On the other hand, what would appear to be a special case optimazation with String.Format (using direct parameters rather than an array) turns out to be merely syntatic sugar covering a DE-optimization (building an array behind the scenes). So, why are you optimizing the method you tell us not to use (adding strings), instead of the method you tell us TO use (StringBuilder.Format)? Is there a point (number of parameters) where String.Format beats Concats? And, if the non-array versions of String.Format are just wrappers around the array version, why limit it to just three parameters? Why not 4, 5, 6 etc parameter versions? - Anonymous
March 22, 2004
The comment has been removed - Anonymous
March 23, 2004
The comment has been removed - Anonymous
March 29, 2004
Good.
But I think writeline("{0}:{1}", str1, str2) should be used when you might need to change the format of the output. For example, maybe one user would like the output {0}:{1}, but some others may like the output to be [#{1}]:{0}.

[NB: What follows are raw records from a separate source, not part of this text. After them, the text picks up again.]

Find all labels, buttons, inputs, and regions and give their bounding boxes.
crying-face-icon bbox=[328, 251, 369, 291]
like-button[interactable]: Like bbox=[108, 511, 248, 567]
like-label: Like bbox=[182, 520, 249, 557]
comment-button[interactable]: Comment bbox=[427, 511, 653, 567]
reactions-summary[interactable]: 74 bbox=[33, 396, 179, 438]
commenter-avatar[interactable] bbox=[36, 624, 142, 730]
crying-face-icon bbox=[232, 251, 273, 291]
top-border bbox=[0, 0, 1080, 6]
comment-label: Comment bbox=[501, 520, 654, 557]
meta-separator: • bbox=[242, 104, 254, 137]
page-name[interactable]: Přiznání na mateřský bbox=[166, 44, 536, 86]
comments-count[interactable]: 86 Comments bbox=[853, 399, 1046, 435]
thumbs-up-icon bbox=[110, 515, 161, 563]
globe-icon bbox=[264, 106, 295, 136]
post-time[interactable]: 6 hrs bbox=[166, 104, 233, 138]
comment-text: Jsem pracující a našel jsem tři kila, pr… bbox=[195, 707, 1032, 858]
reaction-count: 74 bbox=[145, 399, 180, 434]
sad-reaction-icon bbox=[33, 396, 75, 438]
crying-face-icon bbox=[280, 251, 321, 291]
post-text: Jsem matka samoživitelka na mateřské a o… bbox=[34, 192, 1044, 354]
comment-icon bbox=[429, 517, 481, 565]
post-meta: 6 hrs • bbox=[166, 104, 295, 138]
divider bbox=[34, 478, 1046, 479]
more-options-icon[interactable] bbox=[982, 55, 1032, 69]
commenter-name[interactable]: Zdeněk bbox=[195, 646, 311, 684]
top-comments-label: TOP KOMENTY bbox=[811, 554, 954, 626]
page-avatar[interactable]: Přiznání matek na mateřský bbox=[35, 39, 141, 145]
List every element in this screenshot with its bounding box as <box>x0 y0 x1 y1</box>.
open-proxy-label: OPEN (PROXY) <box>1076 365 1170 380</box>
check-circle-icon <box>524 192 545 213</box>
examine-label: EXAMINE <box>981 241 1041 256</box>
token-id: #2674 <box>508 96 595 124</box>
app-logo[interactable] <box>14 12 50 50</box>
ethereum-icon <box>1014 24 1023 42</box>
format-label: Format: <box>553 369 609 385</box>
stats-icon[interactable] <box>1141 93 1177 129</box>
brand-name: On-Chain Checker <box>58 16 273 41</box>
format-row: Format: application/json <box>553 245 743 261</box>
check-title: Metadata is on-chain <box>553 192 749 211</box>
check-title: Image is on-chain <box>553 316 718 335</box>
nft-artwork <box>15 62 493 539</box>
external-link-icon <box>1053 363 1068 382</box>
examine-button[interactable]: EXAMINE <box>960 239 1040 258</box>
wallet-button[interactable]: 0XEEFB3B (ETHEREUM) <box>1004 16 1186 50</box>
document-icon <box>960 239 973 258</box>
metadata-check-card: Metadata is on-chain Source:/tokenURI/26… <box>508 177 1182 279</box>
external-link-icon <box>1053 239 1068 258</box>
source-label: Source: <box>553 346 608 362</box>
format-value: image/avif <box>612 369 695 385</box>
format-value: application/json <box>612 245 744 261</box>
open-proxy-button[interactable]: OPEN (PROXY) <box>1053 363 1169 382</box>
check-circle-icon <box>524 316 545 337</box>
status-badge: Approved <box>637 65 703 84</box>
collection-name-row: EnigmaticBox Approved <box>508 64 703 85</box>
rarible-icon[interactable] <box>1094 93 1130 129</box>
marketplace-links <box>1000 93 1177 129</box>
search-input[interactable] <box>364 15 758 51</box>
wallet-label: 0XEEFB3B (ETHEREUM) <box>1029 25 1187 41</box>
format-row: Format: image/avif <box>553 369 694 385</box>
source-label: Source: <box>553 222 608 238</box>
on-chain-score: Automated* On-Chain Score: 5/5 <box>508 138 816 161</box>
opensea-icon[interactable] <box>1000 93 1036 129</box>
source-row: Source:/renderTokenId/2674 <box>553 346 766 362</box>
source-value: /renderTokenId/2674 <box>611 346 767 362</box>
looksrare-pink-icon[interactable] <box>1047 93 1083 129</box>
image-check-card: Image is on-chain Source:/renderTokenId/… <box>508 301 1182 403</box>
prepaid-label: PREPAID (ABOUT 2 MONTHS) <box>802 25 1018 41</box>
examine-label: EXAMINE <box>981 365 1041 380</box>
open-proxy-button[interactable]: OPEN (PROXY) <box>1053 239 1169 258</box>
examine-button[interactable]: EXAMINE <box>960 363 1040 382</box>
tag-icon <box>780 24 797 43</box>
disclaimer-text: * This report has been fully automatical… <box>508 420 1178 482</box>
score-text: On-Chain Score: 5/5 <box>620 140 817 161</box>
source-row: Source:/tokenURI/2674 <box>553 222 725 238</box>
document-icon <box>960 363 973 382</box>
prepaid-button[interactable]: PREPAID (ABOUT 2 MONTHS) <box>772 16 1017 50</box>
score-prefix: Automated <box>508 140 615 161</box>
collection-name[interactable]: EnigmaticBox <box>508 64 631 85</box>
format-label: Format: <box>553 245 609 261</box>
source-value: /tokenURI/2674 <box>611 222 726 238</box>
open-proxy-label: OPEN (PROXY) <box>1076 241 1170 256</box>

In a word, writeline(str1 + ":" + str2) is so called a hardcoding, which maybe fast in coding but expansive in maintaining. - Anonymous
May 17, 2004
Question:
I carried out the same profiling for the same code with broadly the same results. However, the first iteration of Test1 allocated 586 bytes, the following 4 allocated 94. The first iteration of Test2 allocated 428 bytes, the following 4 allocated 184. Why does the first iteration allocate more memory? Is the CLR being clever and reusing objects allocated on the first iteration? - Anonymous
May 18, 2004
Nothing exotic, I believe what's going on there is that there are certain string literals that get allocated the first time through the code and can subsequently be re-used.
There may be other static class members that need initialization the first time through in the same way.